Asian Nations Try to Relieve Energy Price Pain

Asian governments are taking measures to soften the impact of escalating oil and LNG prices on their economies and help consumers with subsidies and tax cuts.
However, such measures probably won’t be sufficient to offset the sharp increase in energy prices, which is adding to inflationary pressures.
Brent crude oil futures soared toward $120 per barrel on Friday, while the Japan Korea Marker (JKM), Asia’s de facto spot LNG price, surged to $59.67 per million Btu Friday, equivalent to an oil price of $346/bbl.
Inflation was already a major source of concern around the world before Russia launched its invasion of Ukraine, sparking fears of a wider war in Europe.
Japan — the world’s fourth-largest crude oil importer — said on Friday it will increase the cap on subsidies for gasoline, diesel and kerosene from the current 5 yen per liter (4.4¢/liter) to 25 yen/liter.
In January, Tokyo introduced temporary subsidies of up to 5 yen/liter if retail gasoline prices exceed 170 yen/liter.
This makes Japan possibly the only developed economy to provide fuel subsidies, despite joining a pledge at the COP26 climate summit to end “inefficient fossil fuel subsidies.”
The government said it will take 350 billion yen ($3.03 billion) from this fiscal year’s emergency budget reserves to fund the subsidy.
Japan said on Friday that Japan will release 7.5 million barrels of oil from private reserves as part of a coordinated effort by member states of the International Energy Agency (IEA) to boost supply in an effort to bring down prices.
The IEA announced on Friday that commitments from members have totaled 61.7 million bbl — slightly more than the target of 60 million bbl announced earlier in the week.
The US has committed to release 30 million bbl from its Strategic Petroleum Reserve.
Japan’s Industry Minister Koichi Hagiuda said his country is also gathering information about Exxon Mobil’s recent decision to exit Russia’s Sakhalin-1 project.
Japanese firms own a 30% stake in the project through the Sodeco consortium, which consists of upstream explorers Japan Petroleum Exploration and Inpex, and trading houses Itochu and Marubeni.

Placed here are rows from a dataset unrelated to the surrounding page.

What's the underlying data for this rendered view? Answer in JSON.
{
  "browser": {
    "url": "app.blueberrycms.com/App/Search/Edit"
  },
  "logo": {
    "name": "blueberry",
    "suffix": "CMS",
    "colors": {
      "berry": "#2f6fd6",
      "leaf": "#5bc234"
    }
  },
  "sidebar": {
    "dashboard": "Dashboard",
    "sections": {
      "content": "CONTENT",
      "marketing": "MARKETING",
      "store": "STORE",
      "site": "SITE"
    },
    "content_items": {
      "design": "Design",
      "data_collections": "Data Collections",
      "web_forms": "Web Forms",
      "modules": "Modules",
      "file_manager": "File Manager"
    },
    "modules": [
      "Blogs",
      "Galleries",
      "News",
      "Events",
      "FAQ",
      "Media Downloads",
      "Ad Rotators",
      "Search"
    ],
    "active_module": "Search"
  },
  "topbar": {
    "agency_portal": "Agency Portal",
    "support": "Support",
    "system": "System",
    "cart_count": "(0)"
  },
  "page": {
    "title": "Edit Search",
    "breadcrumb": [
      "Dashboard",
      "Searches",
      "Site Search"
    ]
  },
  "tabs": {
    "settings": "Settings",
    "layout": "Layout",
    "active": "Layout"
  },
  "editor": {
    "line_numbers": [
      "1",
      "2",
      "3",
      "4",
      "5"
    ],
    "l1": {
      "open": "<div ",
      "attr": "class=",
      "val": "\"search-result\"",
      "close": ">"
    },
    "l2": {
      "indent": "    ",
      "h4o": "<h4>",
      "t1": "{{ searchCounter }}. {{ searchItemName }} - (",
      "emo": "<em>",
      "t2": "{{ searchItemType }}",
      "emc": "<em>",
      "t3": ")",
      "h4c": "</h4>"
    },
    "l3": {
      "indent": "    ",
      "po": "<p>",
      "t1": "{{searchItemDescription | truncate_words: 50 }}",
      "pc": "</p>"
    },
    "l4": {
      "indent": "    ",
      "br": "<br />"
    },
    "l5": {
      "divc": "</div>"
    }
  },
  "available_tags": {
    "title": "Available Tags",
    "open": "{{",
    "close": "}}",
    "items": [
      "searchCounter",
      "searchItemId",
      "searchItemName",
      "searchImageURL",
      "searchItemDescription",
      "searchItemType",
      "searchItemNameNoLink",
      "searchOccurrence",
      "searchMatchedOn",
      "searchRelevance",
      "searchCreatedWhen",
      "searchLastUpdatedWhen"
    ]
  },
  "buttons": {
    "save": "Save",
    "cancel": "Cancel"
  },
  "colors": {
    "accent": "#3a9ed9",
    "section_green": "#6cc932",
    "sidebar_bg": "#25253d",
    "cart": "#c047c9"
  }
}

“With the global crude oil supply and demand structure becoming unstable, Sakhalin-1 is an important project for Japan,” Hagiuda said.
The minister noted that Japan imports about 90% of its crude oil from the Middle East, adding that the government will do all it can to safeguard its energy security.
South Korea
The government of South Korea — the world’s fifth-largest crude importer — said on Friday it will extend a 20% tax cut on gasoline, diesel and LPG by three months. The tax cut, introduced in November, was originally due to expire at the end of April.
Finance Minister Hong Nam-ki said his ministry is considering a possible increase in the tax cut, given that prices have risen even higher since its introduction.
The government will also continue to exempt LNG from import tariffs for another three months until the end of July. South Korea usually imposes a 2% tariff on LNG imports during the winter months and 3% in other months.
Seoul has committed to contribute 4.42 million bbl of oil to the coordinated release of oil from national stockpiles, according to the IEA.
Despite the big run-up in crude oil prices, the government has kept retail prices for diesel and gasoline unchanged since Nov. 4. State-owned refiners have refrained from increasing prices because of elections in five states.
However, analysts expect refiners to increase prices after the last day of voting on Mar. 7.
They also think that the government may cut taxes on fuels while allowing retailers to increase prices, which would provide some relief to consumers.